Les appels à la justice et à la responsabilité en Syrie se multiplient après la chute d'Assad

- Author, Sebastian Usher
- Role, Analyste de la BBC pour le Moyen-Orient
- Reporting from, Damas, Syrie
Les nouvelles autorités syriennes promettent de rendre justice pour les crimes commis sous le régime Assad. Mais la tâche est ardue, car beaucoup ont subi des pertes de toutes sortes au cours de la guerre civile. Sebastian Usher a rencontré à Damas des personnes pour qui la justice est la clé de leur vision de l'avenir de la Syrie.
À la périphérie de Douma, l'une des banlieues de Damas les plus dévastées par la guerre, dans un salon sombre près d'un poêle, Oum Mazen raconte les douze années pendant lesquelles elle a désespérément cherché à obtenir des nouvelles de deux de ses fils, arrêtés dans les premières années du soulèvement et de la guerre civile, et engloutis dans le système de sécurité de l'ère Assad.
Pour son fils aîné, Mazen, elle a finalement reçu un certificat de décès, mais pour Abu Hadi, aucune trace n'a jamais été divulguée.
Son troisième fils, Ahmed, a passé trois ans dans le système de sécurité, dont huit mois dans le bloc rouge pour les prisonniers politiques de la prison de Saydnaya, synonyme de brutalité.
Les dents de devant enfoncées par le marteau d'un tortionnaire, il se souvient d'un moment où il croit avoir entendu la voix de son frère Mazen répondant à l'appel dans cette même prison, mais rien de plus.
Quelle justice Umm Mazen cherche-t-elle à obtenir pour la destruction de sa famille ?
« Il devrait y avoir une justice divine, venant de Dieu », dit-elle.
« J'ai vu des hommes du quartier amener un shabiha (partisan armé du régime) pour qu'il soit tué ».
Je leur ai dit : « Ne le tuez pas : Ne le tuez pas. Au contraire, torturez-le exactement de la même manière qu'il a torturé nos jeunes hommes ».

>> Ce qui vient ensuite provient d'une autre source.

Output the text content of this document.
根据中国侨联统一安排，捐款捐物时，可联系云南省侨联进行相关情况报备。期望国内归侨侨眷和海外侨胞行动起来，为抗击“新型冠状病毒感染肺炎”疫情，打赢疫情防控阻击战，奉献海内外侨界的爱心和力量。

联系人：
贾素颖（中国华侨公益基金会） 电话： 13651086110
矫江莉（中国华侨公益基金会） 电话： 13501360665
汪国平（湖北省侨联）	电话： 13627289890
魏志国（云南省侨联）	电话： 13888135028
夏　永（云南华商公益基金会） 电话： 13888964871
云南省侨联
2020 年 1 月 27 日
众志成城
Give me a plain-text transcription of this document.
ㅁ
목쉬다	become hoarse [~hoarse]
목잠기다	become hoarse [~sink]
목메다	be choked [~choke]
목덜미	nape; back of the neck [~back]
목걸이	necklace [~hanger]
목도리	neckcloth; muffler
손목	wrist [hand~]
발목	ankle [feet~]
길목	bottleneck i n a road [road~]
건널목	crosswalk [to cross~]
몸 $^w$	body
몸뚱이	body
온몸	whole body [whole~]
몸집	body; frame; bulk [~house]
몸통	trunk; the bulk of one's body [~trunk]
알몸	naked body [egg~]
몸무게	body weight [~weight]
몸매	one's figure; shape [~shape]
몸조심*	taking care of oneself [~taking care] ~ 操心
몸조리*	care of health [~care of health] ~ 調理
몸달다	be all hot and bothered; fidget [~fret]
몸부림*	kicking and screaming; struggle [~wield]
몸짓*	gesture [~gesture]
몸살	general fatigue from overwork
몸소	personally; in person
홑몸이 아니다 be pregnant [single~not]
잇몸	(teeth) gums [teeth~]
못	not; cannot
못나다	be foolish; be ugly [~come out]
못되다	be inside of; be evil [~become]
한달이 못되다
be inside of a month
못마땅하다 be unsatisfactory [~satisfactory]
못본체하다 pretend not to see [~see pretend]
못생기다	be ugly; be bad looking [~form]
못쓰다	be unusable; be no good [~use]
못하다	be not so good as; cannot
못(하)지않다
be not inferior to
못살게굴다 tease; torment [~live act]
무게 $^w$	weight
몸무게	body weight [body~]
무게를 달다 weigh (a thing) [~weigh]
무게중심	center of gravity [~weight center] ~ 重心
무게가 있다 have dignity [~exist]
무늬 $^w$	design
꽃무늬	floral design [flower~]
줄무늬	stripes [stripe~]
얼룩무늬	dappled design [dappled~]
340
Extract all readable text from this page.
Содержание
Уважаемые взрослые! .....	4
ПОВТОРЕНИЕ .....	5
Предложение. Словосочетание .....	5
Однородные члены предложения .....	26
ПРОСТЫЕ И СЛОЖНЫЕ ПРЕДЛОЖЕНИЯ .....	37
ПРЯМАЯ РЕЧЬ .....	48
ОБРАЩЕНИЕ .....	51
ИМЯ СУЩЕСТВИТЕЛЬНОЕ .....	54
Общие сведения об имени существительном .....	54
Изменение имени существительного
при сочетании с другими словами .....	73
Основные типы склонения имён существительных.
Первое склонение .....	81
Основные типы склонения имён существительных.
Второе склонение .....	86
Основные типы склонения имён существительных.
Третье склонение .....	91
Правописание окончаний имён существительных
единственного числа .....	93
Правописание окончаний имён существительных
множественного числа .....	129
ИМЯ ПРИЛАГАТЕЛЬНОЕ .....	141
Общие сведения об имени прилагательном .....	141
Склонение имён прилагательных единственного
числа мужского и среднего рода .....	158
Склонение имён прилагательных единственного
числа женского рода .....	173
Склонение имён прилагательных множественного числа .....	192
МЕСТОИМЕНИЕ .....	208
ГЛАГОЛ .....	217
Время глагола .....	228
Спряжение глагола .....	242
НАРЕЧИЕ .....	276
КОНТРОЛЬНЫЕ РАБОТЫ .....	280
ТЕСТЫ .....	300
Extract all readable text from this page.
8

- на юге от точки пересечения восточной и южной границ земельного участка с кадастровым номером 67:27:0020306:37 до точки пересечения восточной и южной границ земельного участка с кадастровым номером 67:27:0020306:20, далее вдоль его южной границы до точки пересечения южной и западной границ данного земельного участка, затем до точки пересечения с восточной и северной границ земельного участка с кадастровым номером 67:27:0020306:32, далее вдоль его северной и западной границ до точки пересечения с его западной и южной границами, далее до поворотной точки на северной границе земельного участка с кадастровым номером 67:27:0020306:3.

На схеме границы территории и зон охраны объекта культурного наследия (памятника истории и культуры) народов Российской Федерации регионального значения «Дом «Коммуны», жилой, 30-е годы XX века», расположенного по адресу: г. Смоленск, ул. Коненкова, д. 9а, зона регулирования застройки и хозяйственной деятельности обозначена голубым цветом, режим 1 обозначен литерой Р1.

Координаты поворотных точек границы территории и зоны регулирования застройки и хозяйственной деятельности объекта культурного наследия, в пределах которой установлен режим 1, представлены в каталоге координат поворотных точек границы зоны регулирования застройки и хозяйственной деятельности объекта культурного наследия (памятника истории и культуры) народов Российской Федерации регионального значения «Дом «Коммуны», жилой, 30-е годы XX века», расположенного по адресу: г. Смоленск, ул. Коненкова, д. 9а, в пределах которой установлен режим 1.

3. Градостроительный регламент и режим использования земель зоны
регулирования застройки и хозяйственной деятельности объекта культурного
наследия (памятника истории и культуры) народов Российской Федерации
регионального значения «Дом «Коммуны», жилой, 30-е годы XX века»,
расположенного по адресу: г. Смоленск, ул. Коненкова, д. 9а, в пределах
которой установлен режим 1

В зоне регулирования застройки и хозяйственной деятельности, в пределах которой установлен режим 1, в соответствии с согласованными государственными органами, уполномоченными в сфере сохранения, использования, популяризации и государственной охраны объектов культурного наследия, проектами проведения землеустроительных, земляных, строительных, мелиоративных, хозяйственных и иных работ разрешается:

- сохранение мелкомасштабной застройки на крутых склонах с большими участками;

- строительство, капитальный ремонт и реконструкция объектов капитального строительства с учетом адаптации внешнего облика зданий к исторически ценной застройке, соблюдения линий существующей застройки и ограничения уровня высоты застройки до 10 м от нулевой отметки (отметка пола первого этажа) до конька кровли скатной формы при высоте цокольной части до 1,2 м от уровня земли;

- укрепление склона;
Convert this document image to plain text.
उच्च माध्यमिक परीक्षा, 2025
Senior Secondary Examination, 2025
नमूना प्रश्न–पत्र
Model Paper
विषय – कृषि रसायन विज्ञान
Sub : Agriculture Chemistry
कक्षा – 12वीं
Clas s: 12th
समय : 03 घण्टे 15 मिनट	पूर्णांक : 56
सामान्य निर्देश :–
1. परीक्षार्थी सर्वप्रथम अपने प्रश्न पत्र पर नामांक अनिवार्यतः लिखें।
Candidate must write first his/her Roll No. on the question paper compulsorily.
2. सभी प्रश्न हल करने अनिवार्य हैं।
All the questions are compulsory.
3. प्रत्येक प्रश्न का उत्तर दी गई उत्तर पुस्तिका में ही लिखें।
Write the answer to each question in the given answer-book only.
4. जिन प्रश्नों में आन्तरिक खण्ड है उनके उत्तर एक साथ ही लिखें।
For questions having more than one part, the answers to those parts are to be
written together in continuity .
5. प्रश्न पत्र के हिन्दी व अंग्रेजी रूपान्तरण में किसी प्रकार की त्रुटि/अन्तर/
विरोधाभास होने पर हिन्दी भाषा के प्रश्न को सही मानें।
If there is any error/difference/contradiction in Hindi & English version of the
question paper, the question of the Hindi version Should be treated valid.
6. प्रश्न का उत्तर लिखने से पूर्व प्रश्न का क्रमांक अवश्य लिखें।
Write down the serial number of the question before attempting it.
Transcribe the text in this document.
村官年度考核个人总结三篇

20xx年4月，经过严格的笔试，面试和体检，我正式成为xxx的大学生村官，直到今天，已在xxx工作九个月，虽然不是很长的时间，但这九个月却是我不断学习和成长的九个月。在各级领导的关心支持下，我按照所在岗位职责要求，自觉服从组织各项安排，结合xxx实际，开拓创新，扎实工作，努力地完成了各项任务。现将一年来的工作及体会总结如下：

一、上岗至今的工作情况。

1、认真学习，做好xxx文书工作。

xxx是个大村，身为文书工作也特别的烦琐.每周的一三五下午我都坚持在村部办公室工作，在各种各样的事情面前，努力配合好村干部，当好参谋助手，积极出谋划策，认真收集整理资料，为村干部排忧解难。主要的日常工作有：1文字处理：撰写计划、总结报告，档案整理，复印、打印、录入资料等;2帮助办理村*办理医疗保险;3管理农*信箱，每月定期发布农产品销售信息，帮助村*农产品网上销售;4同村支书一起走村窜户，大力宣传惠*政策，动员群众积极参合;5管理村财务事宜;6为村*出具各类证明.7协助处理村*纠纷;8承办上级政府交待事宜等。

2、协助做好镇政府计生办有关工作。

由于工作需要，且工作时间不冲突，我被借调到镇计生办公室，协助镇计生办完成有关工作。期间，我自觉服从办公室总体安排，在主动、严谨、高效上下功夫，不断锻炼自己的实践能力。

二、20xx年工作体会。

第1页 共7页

« Mes deux enfants sont morts - ou sont probablement morts, mais il y a des milliers d'autres jeunes hommes qui ont été soumis à la torture ».
« Je prie Dieu pour que Bachar [el-Assad] reste dans un cachot souterrain et que la Russie, qui le protégeait auparavant, ne puisse pas l'aider ».
« Je prie Dieu de le mettre sous terre et de le laisser dans l'oubli, tout comme il a laissé nos jeunes hommes dans ses prisons ».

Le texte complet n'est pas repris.